Now, from the super spy perspective, a line of any significant length represents a shooting gallery. All Dr. Nemesis needs to do is wait for a clear shot and out goes the lights. So standing in line waiting is not good. This suggests that rather than try to get on early, a super spy should wait until the last moment, thus reducing the amount of time he, or she, could be a target.

On landing, the super spy should aim to deplane as part of a crowd. Human nature can help here as it is a well-known fact that as soon as the seat belt light goes off, the aisles fill with people making a rush for the doors. This means that people pour out of the place and into the gate like a human river. By becoming a part of this stream of flesh, the super spy can use his fellow humans as bullet shields.

But there is another trick that could be used to further confuse Dr. Nemesis. The key to being a super spy is learning to be unpredictable. When people can guess what you are likely to do in a given situation, you could be in trouble. Think about it. If you were to quit your current job and become a professional Assassin, how difficult would it be for you to hit one of your colleagues? Not difficult at all, because you know his or her habits.

For example, consider your own routines. Do you leave for work each day at about the same time? Do you use the same mode of transport? Do you take the same route? If you answered “yes” to all of these, the you could be the target for a hit-man. Try varying your time and route, which will throw off any potential surveillance people.

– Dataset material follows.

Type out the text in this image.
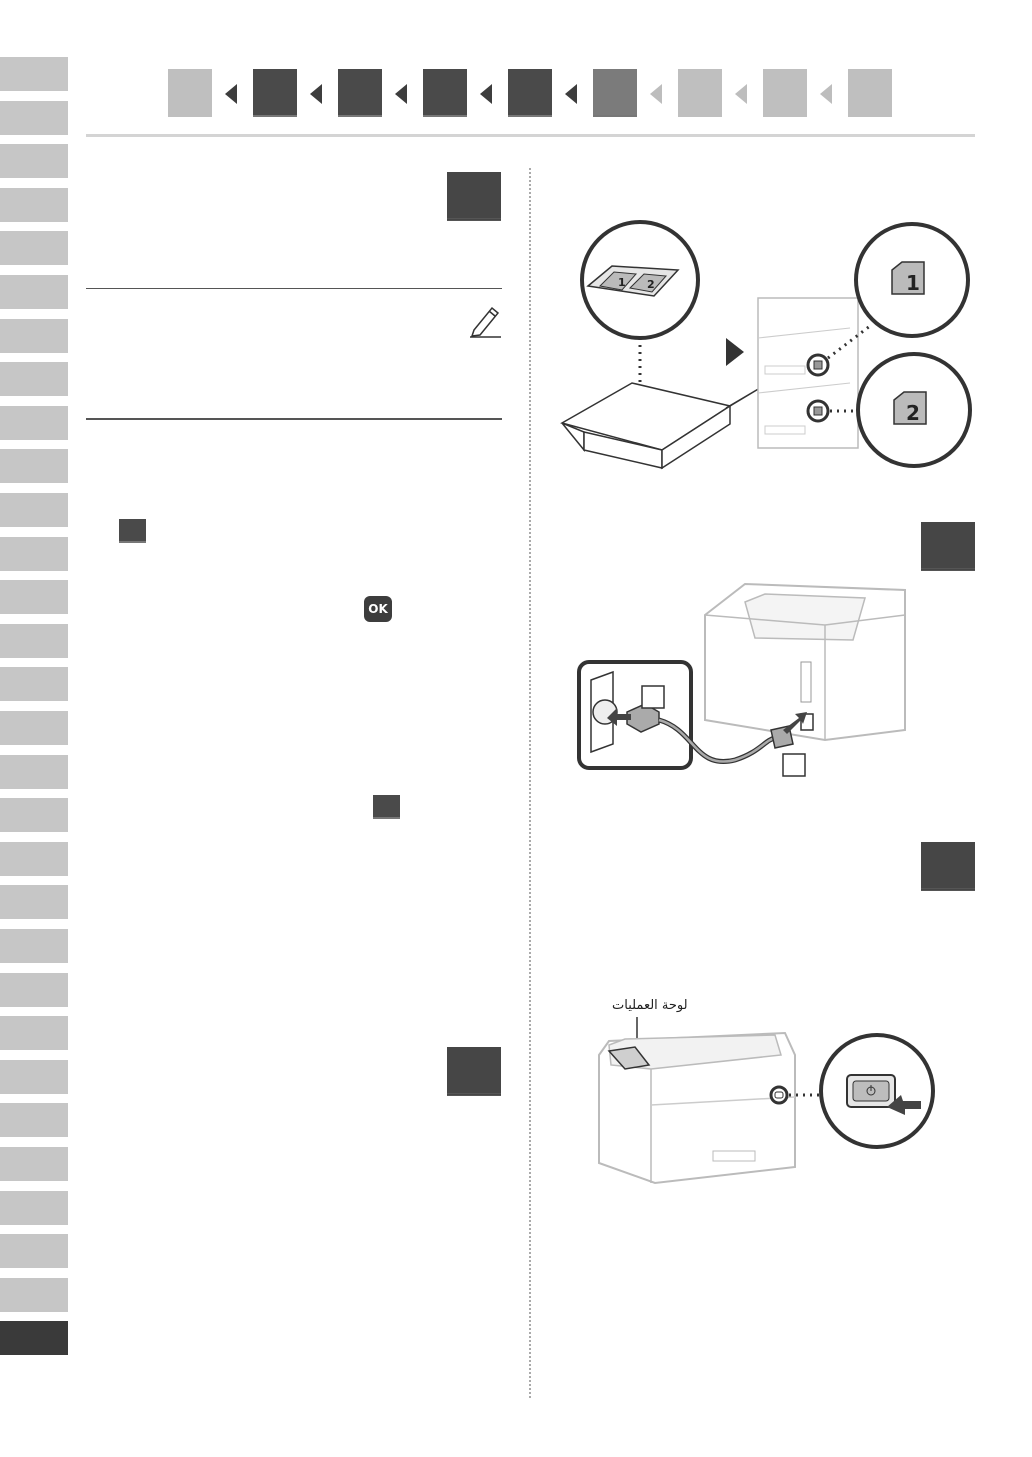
OK
1 2	1
2
لوحة العمليات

We can extend this to our behavior at an airport after deplaning. What do the passengers do? Why, they head straight for baggage claim. And hey, to make things easier for Dr. Nemesis, the airport authorities put signs up to tell him where the baggage claim is. This means he can either have you followed, or he can wait at baggage claim for you.

So, the first thing you can do is go to somewhere else other than the baggage claim. Head for the restroom and spend half-an-hour reading magazine; go to a bar and order a drink and snack; or hit a coffee bar and pump up on caffeine, especially if you took a nap on the place. Actually, this is another important behavior to learn if you want to be a super spy - eat, drink and excrete whenever you can because if things start getting tough, you can't guarantee you'll be able to do any of them at your convenience.

For example, if Dr. Nemesis is taking off in his helicopter and you manage to grab hold of the undercarriage, sure you can strap yourself on with your trouser belt, until you reach his secret hideaway. But what if, after 10 minutes into the flight, you suddenly have the urge to pee. Maybe you should have used the bathroom when you had chance, but no - you wanted to be Mr. Macho. Now you're faced with having to either endure lots of pain or pee in your trouser. Some super spy, huh?

Sorry for the digression there - back to the baggage claim. The average time to unload bags and have them on a carousel is about 10 minutes. There's then about 10-15 minutes of revolving bags, with folks scrambling to find the right ones. So, you can reckon on delaying you arrival at baggage claim until 20 minutes after deplaning, and when you get there, your bag will be moving along the belt slowly. You then move in, grab the bag, and head straight for an exit, all within a minute. Remember, standing around is a bad thing.

It also helps to have instantly recognizable luggage. Try a colored tag on the handle; wrapped a strap around the bag prior to checking it in; choose something relatively small with wheels (easier to transport around - carrying a heavy bag slows you down and, hence, makes you vulnerable to attack.

Of course, all this can be avoided if you don't check luggage and travel with everything you need in your carry-on luggage. The you simply get off the plane, head in totally the opposite way to everyone else and hang around somewhere for half-an-hour until Dr. Nemesis, whose agents will be watching baggage claim and the airport exits, believes you've given him the slip.

Maybe you're not an international spy, and maybe you don't want to take protection against Dr. Nemesis. But pretending to be one sure makes traveling interesting.